For high-speed pump gears and impellers employed in corrosive media, ferritic-austenitic stainless duplex steels are frequently used, because the two-phase structure has the required high yield point. A frequent type of failure is wear due to cavitation. As can be seen from FIG. 2, by means of nitrogen enrichment in nitrogen gas at 1150° C. and a pressure of one bar, ≧1.4% by weight nitrogen is dissolved in the surface zone of this material. After being cooled down or quenched, a completely austenitic surface layer over a ferritic-austenitic core structure results, as can be seen from FIG. 3. In comparison to the non nitrogen enriched core material, this surface layer was subjected to a cavitation wear analysis. In this connection, a cavitation field is generated by an ultrasonic resonator at 20 kHz and an amplitude of 40 μm in distilled water; this leads to implosions at the surface of the specimen. In FIG. 4, the amount of wear is plotted as a loss in weight against the duration of stress or load. The rate of wear for the inventively nitrogen enriched surface layer is 0.0356 (mg/103 s), whereas the rate of wear for steel that has not been nitrogen enriched is 1.53 (mg/103 s). Thus, by enriching the surface and near surface regions with nitrogen, a reduction in the rate of wear by a factor of 43 is achieved. From the example of a current density potential curve shown in FIG. 5, it can be seen that the resistance to corrosion from moisture in synthetic ocean water is readily improved by the nitrogen enrichment of the surface and near surface. At approximately the same passive current density, the break-down potential for the nitrogen enriched specimen is increased relative to the non-nitrogen enriched specimen.

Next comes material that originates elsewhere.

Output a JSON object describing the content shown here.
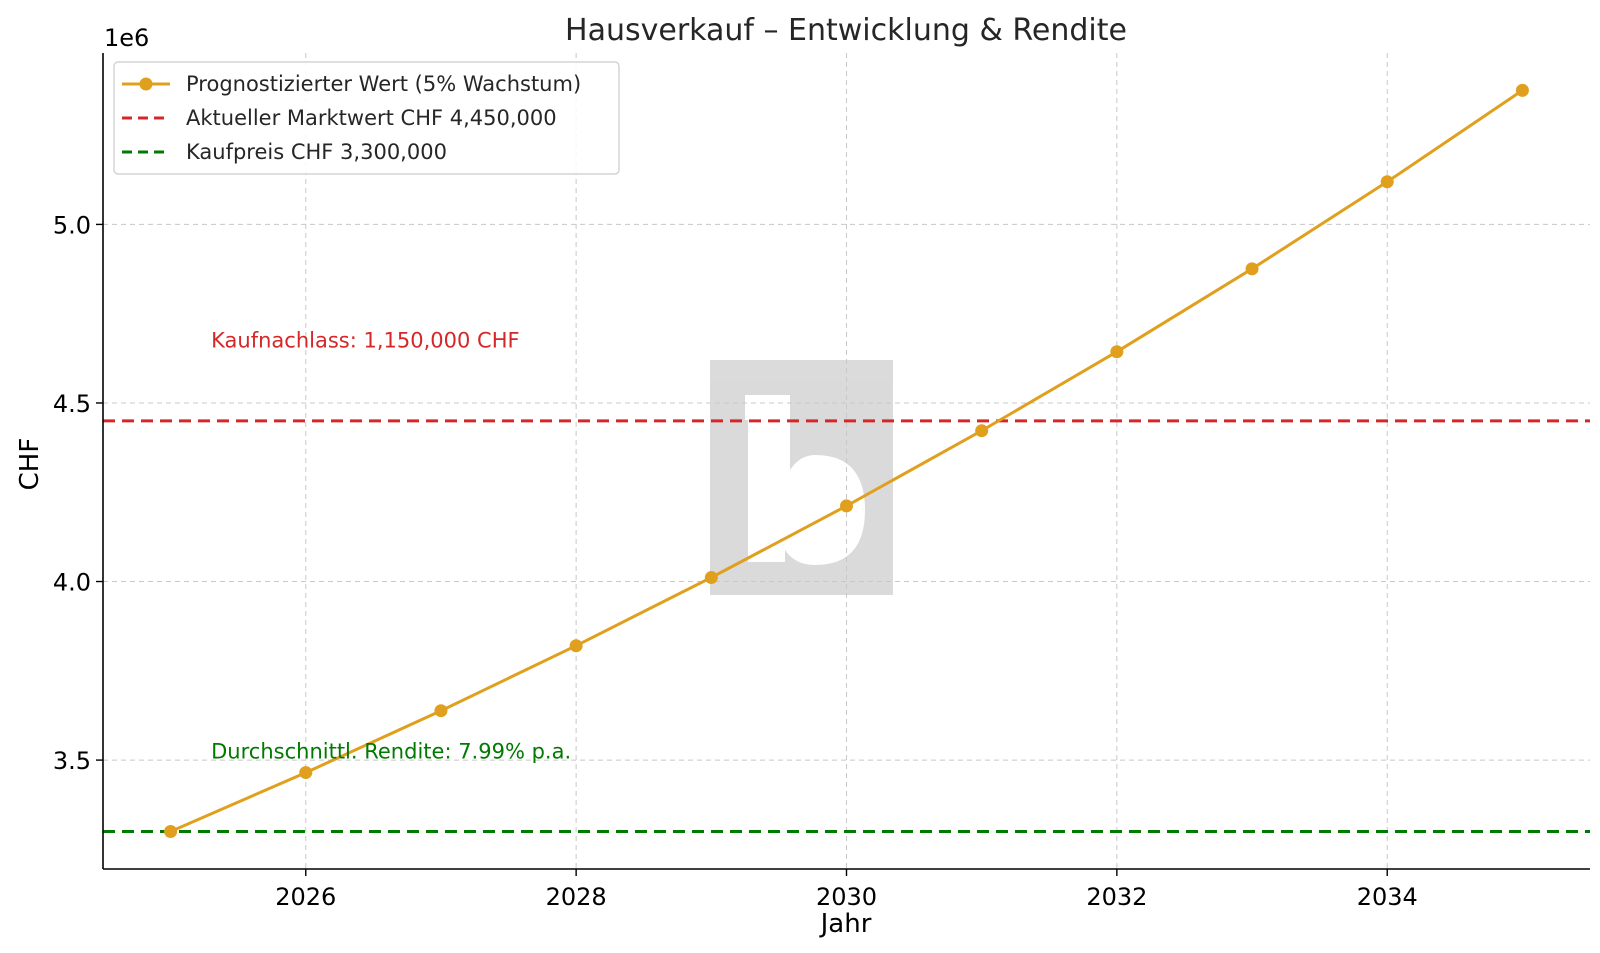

Applied to a pump gear, these test results mean that the high yield point of the ferritic-austenitic duplex structure in the core and hence the load-carrying capacity at high speeds of rotation are maintained. At the same time, the cavitation wear rate is significantly reduced due to the nitrogen enriched austenitic surface layer until this layer is consumed. With respect to cost, the thermal treatment, comprising annealing the solution at 1020° to 1100° C., and quenching, which are customary for duplex steels, are eliminated. In place thereof, the present invention provides for the nitrogen enrichment and quenching, so that the only extra expense is for a longer treatment time and for the gas atmosphere.
The present invention is, of course, in no way restricted to the specific disclosure of the specification and drawings, but also encompasses any modifications within the scope of the appended claims.